Hardware requirements

These are empirical guideline which greatly depends on the profile of your the setup.

Some factors are:

  • scale: how much content you need, how many repositories you plan to have
  • frequency: how often you run various tasks
  • workflows: which tasks you perform, which plugin you use

Feel free to share what your experience is: https://discourse.pulpproject.org/

CPU

To allow you to perform N repository operations concurrently, the CPU count should to be equal to the number of pulp workers. E.g. 2 CPUs, one can sync 2 repositories concurrently.

RAM

Out of all operations, the highest memory consumption task is likely synchronization of a remote repository. Publication can also be memory consuming, however it depends on the plugin.

For each worker, the suggestion is to plan on 1GB to 3GB. E.g. 4 workers would need 4GB to 12 GB.

For the database, 1GB is likely enough.

The range for the workers is quite wide because it depends on the plugin. E.g., for the RPM plugin, a setup with 2 workers will require around 8GB to be able to sync large repositories. 4GB is likely not enough for some repositories, especially if 2 workers both run sync tasks in parallel.

Disk

The disk size depends on how you are using Pulp and which storage is used.

Pulp de-duplicates content, and makes as efficient use of storage space as possible. Even if you configure Pulp not to store content, it will still require some local storage.

Apart from content and metadata storage, the DB size needs to be taken into account as well.

Empirical estimation

  • If S3 is used as a backend for artifact storage.

    You do not need large local storage. 30GB should be enough in the majority of cases.

  • If no content is planned to be stored in the artifact storage.

    For example, only sync from remote sources and only with the streamed policy. Still, some storage may need to be allocated for metadata.
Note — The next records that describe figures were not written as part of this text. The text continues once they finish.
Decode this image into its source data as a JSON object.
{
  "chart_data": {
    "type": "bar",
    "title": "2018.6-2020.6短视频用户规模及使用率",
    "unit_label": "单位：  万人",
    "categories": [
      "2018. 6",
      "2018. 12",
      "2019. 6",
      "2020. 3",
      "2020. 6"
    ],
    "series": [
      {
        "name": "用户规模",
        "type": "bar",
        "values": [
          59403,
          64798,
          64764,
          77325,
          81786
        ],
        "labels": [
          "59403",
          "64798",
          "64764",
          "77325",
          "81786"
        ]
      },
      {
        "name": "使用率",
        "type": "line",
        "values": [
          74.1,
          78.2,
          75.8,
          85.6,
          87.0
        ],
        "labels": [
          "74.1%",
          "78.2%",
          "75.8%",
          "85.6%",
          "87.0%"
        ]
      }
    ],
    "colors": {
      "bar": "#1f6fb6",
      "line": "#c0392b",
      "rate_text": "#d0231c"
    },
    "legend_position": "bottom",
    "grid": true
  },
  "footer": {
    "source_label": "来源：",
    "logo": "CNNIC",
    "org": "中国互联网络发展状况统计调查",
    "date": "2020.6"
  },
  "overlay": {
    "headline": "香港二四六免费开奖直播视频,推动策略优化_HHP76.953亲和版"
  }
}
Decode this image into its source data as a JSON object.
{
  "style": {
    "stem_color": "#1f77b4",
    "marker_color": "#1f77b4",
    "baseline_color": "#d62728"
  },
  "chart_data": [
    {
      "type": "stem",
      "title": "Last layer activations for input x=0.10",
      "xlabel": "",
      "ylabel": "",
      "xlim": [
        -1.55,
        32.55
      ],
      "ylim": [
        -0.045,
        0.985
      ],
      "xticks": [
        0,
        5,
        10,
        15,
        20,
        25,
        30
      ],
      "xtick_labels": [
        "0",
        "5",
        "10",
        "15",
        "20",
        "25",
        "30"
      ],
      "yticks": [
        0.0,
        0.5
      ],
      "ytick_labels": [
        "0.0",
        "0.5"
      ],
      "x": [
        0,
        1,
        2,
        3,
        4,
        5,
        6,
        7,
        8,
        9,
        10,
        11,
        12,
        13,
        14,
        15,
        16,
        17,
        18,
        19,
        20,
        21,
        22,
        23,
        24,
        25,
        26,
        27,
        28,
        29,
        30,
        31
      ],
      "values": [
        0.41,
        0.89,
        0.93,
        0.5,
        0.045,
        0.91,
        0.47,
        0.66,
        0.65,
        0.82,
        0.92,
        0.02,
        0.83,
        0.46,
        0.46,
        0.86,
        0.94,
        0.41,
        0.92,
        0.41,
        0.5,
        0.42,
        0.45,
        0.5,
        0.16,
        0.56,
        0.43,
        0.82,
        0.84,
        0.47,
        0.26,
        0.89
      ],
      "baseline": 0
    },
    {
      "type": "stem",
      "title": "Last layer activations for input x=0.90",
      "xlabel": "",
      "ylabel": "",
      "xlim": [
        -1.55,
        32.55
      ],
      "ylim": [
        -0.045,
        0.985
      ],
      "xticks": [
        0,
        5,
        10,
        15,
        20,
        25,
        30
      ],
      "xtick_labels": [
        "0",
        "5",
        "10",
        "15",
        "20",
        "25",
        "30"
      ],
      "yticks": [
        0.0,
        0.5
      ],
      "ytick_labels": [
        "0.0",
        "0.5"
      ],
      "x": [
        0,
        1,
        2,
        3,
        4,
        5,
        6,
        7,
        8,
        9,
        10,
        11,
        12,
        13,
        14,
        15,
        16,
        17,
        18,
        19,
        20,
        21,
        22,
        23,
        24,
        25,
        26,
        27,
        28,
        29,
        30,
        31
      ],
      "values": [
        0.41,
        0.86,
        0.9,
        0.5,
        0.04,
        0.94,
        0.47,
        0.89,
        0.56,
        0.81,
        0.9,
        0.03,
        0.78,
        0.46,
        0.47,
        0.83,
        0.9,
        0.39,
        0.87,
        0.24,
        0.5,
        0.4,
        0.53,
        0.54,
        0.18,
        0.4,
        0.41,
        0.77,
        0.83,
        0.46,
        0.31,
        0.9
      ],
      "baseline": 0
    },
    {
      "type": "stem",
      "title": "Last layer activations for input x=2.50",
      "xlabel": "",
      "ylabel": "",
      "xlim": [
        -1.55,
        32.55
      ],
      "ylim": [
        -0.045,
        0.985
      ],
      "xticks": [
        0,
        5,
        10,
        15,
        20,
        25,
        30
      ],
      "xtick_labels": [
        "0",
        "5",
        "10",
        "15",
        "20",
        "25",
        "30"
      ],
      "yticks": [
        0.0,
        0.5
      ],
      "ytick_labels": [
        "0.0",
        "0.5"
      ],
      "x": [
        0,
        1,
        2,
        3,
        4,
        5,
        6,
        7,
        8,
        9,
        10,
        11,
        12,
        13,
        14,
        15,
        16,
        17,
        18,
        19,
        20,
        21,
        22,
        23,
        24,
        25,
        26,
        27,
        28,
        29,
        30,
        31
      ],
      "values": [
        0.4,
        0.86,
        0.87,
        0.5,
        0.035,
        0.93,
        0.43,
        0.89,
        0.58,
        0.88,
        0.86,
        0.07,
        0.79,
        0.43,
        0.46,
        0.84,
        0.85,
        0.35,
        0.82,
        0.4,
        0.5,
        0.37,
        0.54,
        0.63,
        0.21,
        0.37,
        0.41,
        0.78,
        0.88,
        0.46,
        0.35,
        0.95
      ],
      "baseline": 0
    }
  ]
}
It depends on the plugin, the size of a repository and the number of different publications. 5GB should be enough for a medium-large installation.

  • If content is downloaded with the on_demand policy

    In this case, only packages that clients request from Pulp are stored. A good estimation would be 30% of the whole repository size, including further updates to the content. That is the most common usage pattern. If clients use all the packages from a repository, it would use 100% of the repository size.

  • If all content needs to be downloaded

    In this case, the aggregated size is required. Since Pulp de-duplicates content, this calculation assumes that all repositories have unique content.

  • If any additional content will be uploaded or imported.

    Account for upload and import/export workflows as well.

E.g., for syncing remote repositories with the on_demand policy and using local storage, you would need 50GB + 30% of the size of all repository content + the DB.